Théibaut Huber rappelle que la filière vin et spiriteux représente près de 500 000 emplois en France. "C’est 12,5 milliard dans la balance commerciale en France", souligne le vigneron. "C’est notre identité culturelle, le savoir-vivre, le savoir manger et le savoir-boire. Le problème, c’est qu’on ne sait pas boire et qu’on veut toujours stigmatiser notre filière sous prétexte qu’il ya de l' alcool dans vos vins." 

Cependant, pour Guillaume Caillet, s'il dit "comprendre la position et l’inquiétude des vignerons de Bourgogne en ces temps économiquement contraints", pour autant, selon lui, "ce n’est pas tellement de se dire ; est ce qu’on va consommer du whisky, de la vodka ou du vin ? Ce qui est important de voir, c’est sur l’unité d’alcool qui va être consommée, et dans le vin il y a une part d’alcool pure de toute façon."

Plus de prévention auprès du jeune public

"Nos actions cibleront particulièrement les jeunes," a déclaré Emmanuel Macron lors de la présentation de son plan cancer. Et sur ce point, vignerons et associations sont bien d'accord. L'association addiction France mène déjà beaucoup d'actions en milieu scolaire. 
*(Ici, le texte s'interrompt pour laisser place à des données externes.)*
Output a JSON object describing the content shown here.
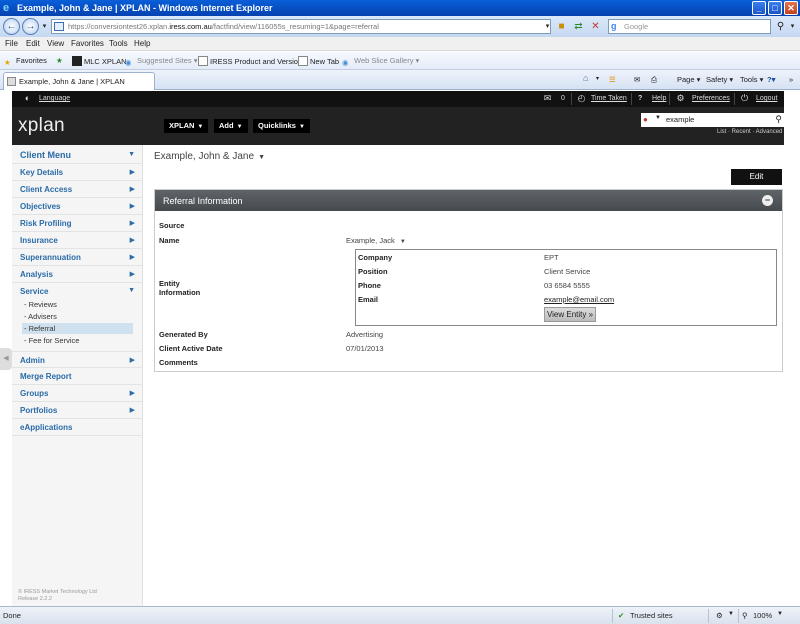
{
  "window": {
    "title": "Example, John & Jane | XPLAN - Windows Internet Explorer",
    "url_prefix": "https://conversiontest26.xplan.",
    "url_domain": "iress.com.au",
    "url_path": "/factfind/view/116055s_resuming=1&page=referral",
    "search_placeholder": "Google"
  },
  "menubar": [
    "File",
    "Edit",
    "View",
    "Favorites",
    "Tools",
    "Help"
  ],
  "favorites": {
    "label": "Favorites",
    "items": [
      "MLC XPLAN",
      "Suggested Sites ▾",
      "IRESS Product and Versions",
      "New Tab",
      "Web Slice Gallery ▾"
    ]
  },
  "tab": {
    "title": "Example, John & Jane | XPLAN"
  },
  "commandbar": [
    "Page ▾",
    "Safety ▾",
    "Tools ▾"
  ],
  "xplan": {
    "top": {
      "language": "Language",
      "mail_count": "0",
      "time_taken": "Time Taken",
      "help_symbol": "?",
      "help": "Help",
      "preferences": "Preferences",
      "logout": "Logout"
    },
    "logo": "xplan",
    "menus": [
      "XPLAN",
      "Add",
      "Quicklinks"
    ],
    "search_value": "example",
    "search_links": "List · Recent · Advanced"
  },
  "sidebar": {
    "header": "Client Menu",
    "items_top": [
      "Key Details",
      "Client Access",
      "Objectives",
      "Risk Profiling",
      "Insurance",
      "Superannuation",
      "Analysis"
    ],
    "service": "Service",
    "service_sub": [
      "- Reviews",
      "- Advisers",
      "- Referral",
      "- Fee for Service"
    ],
    "items_bottom": [
      {
        "label": "Admin",
        "arrow": true
      },
      {
        "label": "Merge Report",
        "arrow": false
      },
      {
        "label": "Groups",
        "arrow": true
      },
      {
        "label": "Portfolios",
        "arrow": true
      },
      {
        "label": "eApplications",
        "arrow": false
      }
    ],
    "footer_line1": "© IRESS Market Technology Ltd",
    "footer_line2": "Release 2.2.2"
  },
  "main": {
    "client_name": "Example, John & Jane",
    "edit_label": "Edit",
    "panel_title": "Referral Information",
    "fields": {
      "source_label": "Source",
      "name_label": "Name",
      "name_value": "Example, Jack",
      "entity_label_line1": "Entity",
      "entity_label_line2": "Information",
      "generated_by_label": "Generated By",
      "generated_by_value": "Advertising",
      "client_active_date_label": "Client Active Date",
      "client_active_date_value": "07/01/2013",
      "comments_label": "Comments"
    },
    "entity": {
      "company_label": "Company",
      "company_value": "EPT",
      "position_label": "Position",
      "position_value": "Client Service",
      "phone_label": "Phone",
      "phone_value": "03 6584 5555",
      "email_label": "Email",
      "email_value": "example@email.com",
      "view_entity_label": "View Entity »"
    }
  },
  "statusbar": {
    "left": "Done",
    "zone": "Trusted sites",
    "zoom": "100%"
  }
}
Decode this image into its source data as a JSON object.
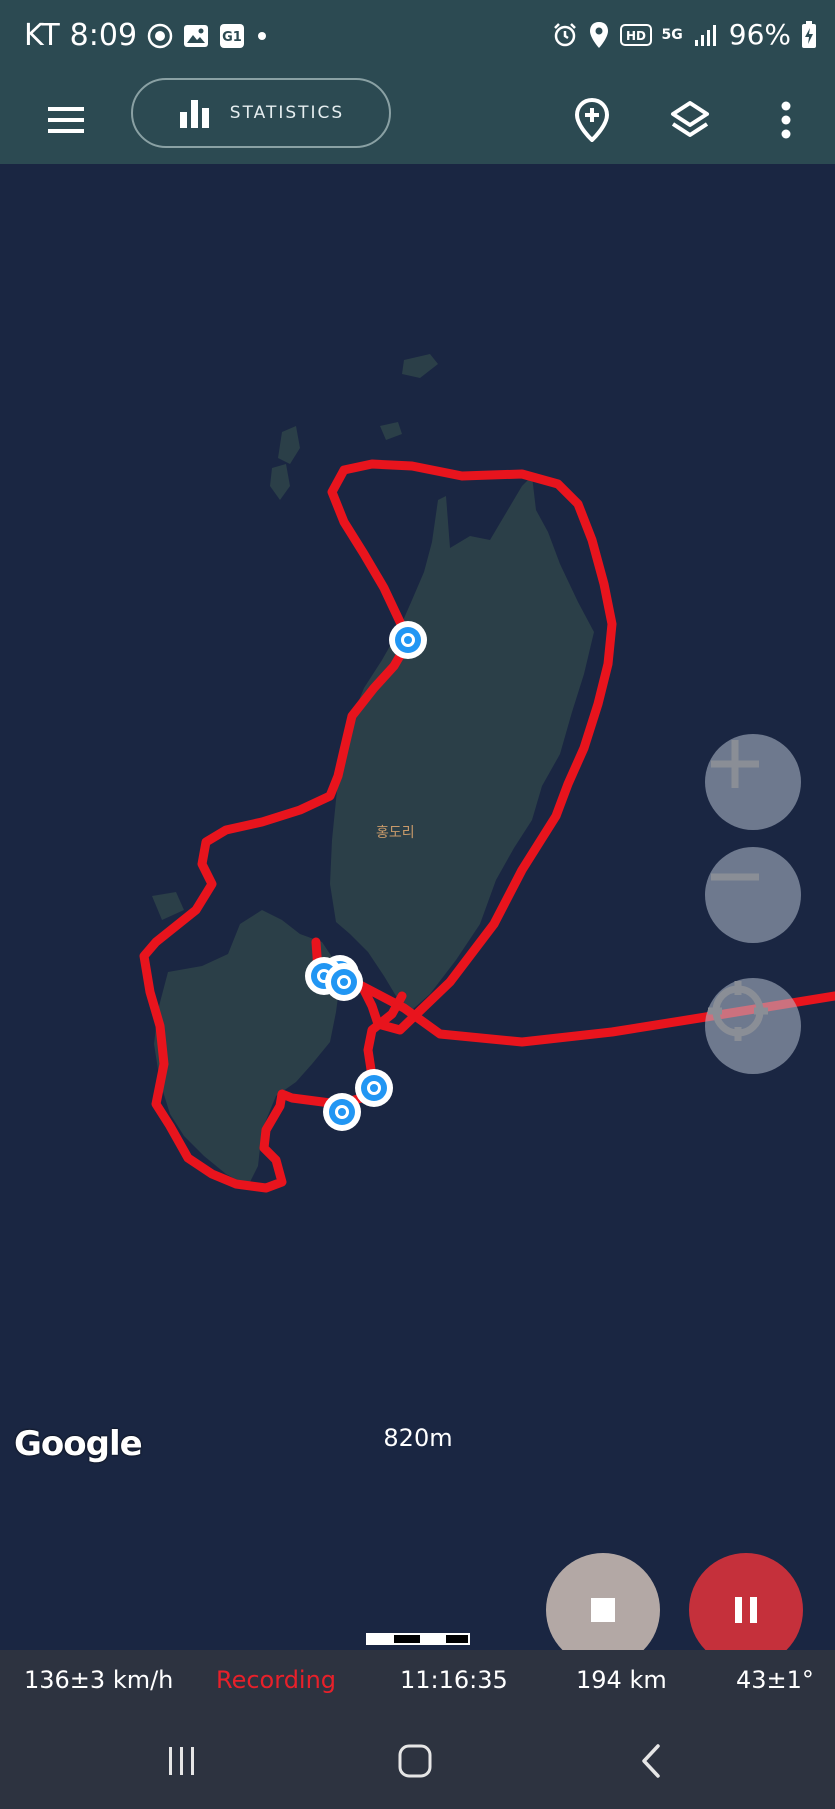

"On se rend compte qu’en donnant les outils nécessaires aux plus jeunes, ces futurs adultes à en devenir sont mieux armés et mieux équipés pour pouvoir refuser des phénomènes de binge drinking et se sentir plus à l'aise dans des comportements sociaux", souligne Guillaume Caillet. 

Pour Thiébault Huber, "il y a une prévention à faire à l’école." Il cite en exemple le Portugal ou l'Espagne. "Il y a un discours très tôt dans ces deux pays qui n’incitent pas à boire."

La consommation d’alcool est un fort enjeu de santé publique et fait partie, selon Santé publique France, des trois premières causes de mortalité évitable avec 41 000 décès en 2015. 

 

Pour tous, un dispositif d’aide à distance : alcool info service

Ce dispositif d’aide à distance offre aux personnes concernées comme à leur entourage un espace d’écoute confidentiel à travers une ligne téléphonique 0 980 980 930 et un chat animé par des professionnels qualifiés.

Le site met à la disposition du public de nombreuses informations, des outils, comme l’alcoomètre permettant d’évaluer sa consommation d’alcool et un annuaire national des structures spécialisées en addictologie. Le site dispose également d’un espace réservé aux jeunes et un autre destiné aux professionnels de santé.